Call of duty : Modern warfare est le nom d’un jeu vidéo que Thibault Brunet a pratiqué en gamer assidu. Un appareil photo donné à son avatar dans le cadre d’une mission de combat en Afghanistan lui fait finalement lâcher snippers et mitraillettes pour entamer une libre exploration de l’espace du jeu dont ses images témoignent.
Entièrement réalisées à l’intérieur de jeux vidéo, les photographies de Thibault Brunet explorent des paysages et mettent en scène des personnages virtuels dans des situations purement imaginaires. Un réalisme confondant se dégage pourtant de ces images qui simulent la photographie de portraits (série First person shooter), le reportage de guerre (série Landscape), les vues urbaines ou d’architecture. Faux-semblants d’humanité et simulacres fournissent les ressorts narratifs de ces images. Embarqué dans un monde reconstitué, l’œil est à la fois désorienté et fasciné. Thibault Brunet parvient ainsi à développer une forme singulière de dépaysement. Sa série Vice City s’inscrit en contradiction avec l’univers excitant du jeu vidéo puisqu’elle s’attache aux seuls décors, invitant à leur contemplation. Observateur solitaire de ces toiles de fond ignorées des joueurs, trop occupés par leurs avatars, Thibault Brunet réalise un singulier carnet de voyage, livrant des tableaux ambigus de ces zones de non-jeu. L’esthétique contre-nature de ses images opère un croisement entre définition digitale et tradition picturale. Thibault Brunet ne se comporte t-il pas un comme un peintre lorsqu’il nimbe de nuages les paysages avec la palette graphique intégrée au jeu ? En choisissant pour titres de ses images l’heure et la date de leur prise de vue, il reprend aussi la notion d’instant décisif propre à la photographie. Hybrides, ses œuvres balancent entre artifice et réalité. Réalisée avec la collaboration de Nathalie Herschdorfer, historienne de la photographie, l’exposition « Vice City » à la Galerie Binome présente une trentaine de paysages et de vues urbaines. La photographie de portrait est également présente avec une sélection issue de la première série First person shooter.
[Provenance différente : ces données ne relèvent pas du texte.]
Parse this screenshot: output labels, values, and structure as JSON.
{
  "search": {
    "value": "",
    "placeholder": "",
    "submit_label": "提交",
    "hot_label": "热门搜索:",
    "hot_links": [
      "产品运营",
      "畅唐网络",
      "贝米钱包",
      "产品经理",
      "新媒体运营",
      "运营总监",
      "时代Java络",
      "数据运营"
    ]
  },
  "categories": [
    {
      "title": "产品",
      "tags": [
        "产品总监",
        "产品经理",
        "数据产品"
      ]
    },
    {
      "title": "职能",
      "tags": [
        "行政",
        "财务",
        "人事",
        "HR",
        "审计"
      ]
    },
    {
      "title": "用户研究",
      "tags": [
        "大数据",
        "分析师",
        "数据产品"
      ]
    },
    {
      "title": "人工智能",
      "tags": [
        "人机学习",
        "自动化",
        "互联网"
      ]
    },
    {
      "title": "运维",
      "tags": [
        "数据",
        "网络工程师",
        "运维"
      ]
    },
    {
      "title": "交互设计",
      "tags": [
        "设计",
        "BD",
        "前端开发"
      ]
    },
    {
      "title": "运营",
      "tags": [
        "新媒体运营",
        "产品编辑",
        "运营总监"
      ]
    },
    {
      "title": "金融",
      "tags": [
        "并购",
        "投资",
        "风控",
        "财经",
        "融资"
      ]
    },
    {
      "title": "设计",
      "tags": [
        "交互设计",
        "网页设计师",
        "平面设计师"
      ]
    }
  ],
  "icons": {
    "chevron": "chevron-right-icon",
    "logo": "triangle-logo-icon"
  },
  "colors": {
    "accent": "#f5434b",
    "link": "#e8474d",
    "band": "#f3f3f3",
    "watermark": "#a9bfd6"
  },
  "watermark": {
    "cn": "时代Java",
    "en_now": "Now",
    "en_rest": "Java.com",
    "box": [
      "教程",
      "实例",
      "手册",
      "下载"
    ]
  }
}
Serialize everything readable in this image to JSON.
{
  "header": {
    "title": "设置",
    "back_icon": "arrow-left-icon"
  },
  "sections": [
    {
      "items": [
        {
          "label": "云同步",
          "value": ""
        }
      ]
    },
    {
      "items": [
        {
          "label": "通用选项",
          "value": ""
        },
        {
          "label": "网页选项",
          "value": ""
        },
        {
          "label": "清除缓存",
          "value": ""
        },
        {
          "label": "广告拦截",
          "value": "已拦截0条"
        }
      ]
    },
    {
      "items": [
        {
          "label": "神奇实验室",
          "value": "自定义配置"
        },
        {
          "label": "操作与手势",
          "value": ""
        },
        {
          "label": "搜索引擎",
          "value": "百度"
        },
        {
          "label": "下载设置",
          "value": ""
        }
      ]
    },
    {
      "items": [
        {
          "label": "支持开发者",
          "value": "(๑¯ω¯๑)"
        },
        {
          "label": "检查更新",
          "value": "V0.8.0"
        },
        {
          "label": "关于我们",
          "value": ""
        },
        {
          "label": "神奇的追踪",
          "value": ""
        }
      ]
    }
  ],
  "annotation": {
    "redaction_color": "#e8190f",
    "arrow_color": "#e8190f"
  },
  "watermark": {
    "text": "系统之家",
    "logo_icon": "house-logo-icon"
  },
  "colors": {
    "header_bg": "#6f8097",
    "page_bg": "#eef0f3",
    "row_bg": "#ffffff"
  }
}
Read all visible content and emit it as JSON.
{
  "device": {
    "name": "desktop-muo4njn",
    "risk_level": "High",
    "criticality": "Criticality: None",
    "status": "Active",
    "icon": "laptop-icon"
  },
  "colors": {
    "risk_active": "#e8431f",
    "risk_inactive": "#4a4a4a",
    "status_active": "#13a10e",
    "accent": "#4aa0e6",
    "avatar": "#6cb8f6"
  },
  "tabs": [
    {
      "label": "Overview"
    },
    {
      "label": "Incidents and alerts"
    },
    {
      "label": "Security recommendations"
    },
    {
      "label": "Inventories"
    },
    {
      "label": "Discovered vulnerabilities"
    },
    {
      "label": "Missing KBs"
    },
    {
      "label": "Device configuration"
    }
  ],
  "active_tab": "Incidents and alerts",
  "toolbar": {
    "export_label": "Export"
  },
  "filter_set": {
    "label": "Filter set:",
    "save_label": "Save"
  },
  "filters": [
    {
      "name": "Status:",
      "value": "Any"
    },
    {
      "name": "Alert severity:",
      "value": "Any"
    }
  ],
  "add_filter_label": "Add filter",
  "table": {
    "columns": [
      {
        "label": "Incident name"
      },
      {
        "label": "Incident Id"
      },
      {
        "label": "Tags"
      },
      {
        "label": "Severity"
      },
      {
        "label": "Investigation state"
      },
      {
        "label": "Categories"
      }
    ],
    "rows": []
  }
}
Les tirages de petites dimensions prennent le contre-pied du gigantisme des formats contemporains, incitant le spectateur à se rapprocher. Il décèle alors le rendu numérique derrière l’apparence picturale. La relation à l’écran d’origine est ainsi rétablie.
Dans le cadre du Mois Européen de la Photo 2012, Thibault Brunet est aussi présent au Computer Spiele Museum à Berlin et au MUSA à Vienne.